Autonomous Differential Equations: Stability Analysis

\[ \frac{dy}{dt} = y(y-1)^2 \]

Critical pts: \( y=0, y=1 \)

Figure: Phase line for y' = y(y-1)^2 showing critical points at 0 and 1 with directional arrows.

Analysis of the phase line:

For \( y < 0 \), \( y' < 0 \)
At \( y = 0 \), \( y' = 0 \)
For \( 0 < y < 1 \), \( y' > 0 \) (inc)
At \( y = 1 \), \( y' = 0 \)
For \( y > 1 \), \( y' > 0 \) (inc)

y = 0 is unstable

y = 1 is called a semi-stable equilibrium (one side approaches, the other leaves)

Solution Curves in the ty-plane

The following graph illustrates the behavior of solution curves relative to the equilibrium solutions \( y=0 \) and \( y=1 \).

Figure: Graph of solution curves y(t) showing divergence from y=0 and semi-stability at y=1.

PAGE 6

Higher Order Polynomial Autonomous Equation

\[ \frac{dy}{dt} = (y-1)(y+2)(y^2-9) \]

Critical pts: \( y = 1, -2, -3, 3 \)

Figure: Phase line for y' = (y-1)(y+2)(y^2-9) showing stability of critical points -3, -2, 1, and 3.

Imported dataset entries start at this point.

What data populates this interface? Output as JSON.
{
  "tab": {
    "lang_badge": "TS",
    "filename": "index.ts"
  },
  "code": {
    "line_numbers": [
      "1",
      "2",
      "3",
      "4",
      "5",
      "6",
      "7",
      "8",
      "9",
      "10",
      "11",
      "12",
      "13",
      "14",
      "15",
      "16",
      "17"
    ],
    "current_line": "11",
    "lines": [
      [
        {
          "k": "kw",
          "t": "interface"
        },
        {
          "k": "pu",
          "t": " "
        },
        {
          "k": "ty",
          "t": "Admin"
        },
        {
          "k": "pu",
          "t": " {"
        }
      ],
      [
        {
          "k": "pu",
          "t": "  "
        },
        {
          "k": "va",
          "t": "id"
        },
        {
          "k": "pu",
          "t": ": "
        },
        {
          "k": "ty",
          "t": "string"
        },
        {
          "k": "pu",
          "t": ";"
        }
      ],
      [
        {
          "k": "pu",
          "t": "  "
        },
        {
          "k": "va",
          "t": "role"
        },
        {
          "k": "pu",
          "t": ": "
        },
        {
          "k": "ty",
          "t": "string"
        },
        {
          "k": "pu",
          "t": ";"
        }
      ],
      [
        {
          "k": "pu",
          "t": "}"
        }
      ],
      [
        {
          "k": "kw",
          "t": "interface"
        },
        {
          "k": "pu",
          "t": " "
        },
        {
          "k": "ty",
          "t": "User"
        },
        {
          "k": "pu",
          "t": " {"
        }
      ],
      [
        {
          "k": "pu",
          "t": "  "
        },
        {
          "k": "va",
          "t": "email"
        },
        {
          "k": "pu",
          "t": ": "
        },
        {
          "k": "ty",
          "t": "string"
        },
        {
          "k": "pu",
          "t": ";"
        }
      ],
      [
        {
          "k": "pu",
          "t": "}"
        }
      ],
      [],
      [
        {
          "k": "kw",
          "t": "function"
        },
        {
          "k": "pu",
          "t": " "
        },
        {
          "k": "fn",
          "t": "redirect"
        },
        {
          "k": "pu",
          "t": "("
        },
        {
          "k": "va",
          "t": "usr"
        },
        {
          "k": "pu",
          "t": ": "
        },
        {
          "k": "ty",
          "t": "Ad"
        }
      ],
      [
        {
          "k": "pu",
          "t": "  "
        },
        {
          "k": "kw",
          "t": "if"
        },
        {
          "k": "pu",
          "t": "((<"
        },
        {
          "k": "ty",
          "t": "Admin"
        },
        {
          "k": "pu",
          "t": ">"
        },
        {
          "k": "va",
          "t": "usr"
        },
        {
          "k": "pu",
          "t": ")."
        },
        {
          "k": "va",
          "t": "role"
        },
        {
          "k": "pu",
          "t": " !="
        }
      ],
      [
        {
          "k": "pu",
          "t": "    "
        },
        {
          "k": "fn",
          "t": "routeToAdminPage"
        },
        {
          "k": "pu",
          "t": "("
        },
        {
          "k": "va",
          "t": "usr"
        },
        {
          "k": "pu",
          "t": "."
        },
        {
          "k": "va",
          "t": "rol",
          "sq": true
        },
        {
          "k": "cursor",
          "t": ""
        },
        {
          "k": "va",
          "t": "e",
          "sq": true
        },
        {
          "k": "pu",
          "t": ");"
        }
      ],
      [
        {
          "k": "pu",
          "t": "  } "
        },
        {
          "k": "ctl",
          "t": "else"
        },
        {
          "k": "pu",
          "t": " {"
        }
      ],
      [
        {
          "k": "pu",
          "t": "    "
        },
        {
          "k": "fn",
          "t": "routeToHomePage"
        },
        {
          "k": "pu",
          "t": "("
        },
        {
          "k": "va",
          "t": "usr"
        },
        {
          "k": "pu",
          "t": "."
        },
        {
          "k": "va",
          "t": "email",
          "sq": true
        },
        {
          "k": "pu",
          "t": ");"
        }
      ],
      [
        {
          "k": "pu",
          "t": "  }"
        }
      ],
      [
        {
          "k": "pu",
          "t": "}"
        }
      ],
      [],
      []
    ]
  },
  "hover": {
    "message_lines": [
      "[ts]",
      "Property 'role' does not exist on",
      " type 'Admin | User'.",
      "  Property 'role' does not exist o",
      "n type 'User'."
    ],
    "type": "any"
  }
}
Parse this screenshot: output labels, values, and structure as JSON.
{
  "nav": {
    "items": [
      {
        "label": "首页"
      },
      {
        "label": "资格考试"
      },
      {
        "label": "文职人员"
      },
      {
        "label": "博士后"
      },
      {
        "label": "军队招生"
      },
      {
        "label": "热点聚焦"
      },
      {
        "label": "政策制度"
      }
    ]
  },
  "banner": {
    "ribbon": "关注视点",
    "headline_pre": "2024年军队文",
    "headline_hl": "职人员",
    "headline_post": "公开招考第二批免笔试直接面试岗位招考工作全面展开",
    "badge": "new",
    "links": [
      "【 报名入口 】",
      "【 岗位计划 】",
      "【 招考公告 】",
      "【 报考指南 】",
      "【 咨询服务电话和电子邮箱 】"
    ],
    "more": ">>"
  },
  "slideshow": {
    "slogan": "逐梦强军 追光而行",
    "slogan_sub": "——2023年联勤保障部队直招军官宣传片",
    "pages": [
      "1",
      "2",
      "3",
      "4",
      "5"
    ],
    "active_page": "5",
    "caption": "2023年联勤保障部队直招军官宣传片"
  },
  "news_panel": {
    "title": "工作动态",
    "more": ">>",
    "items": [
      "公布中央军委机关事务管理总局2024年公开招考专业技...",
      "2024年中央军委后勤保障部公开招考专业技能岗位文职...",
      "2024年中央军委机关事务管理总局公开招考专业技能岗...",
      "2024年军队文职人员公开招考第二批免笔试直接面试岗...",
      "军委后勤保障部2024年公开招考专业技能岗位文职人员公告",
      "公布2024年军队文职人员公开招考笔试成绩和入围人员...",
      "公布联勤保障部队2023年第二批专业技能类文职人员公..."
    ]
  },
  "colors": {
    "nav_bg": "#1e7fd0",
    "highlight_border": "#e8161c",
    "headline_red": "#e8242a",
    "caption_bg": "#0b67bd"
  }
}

Stability classification from the phase line:

\( y = -3 \): stable (\( y' = 0 \))
\( y = -2 \): unstable (\( y' = 0 \))
\( y = 1 \): asymptotically stable (\( y' = 0 \))
\( y = 3 \): unstable (\( y' = 0 \))

Note: Between \( y=1 \) and \( y=3 \), \( y' < 0 \). For \( y > 3 \), \( y' > 0 \).

Solution Curves Visualization

The graph below depicts the family of solution curves and their convergence or divergence relative to the four equilibrium lines.

Figure: Graph of solution curves y(t) for multiple equilibrium points showing stable and unstable behaviors.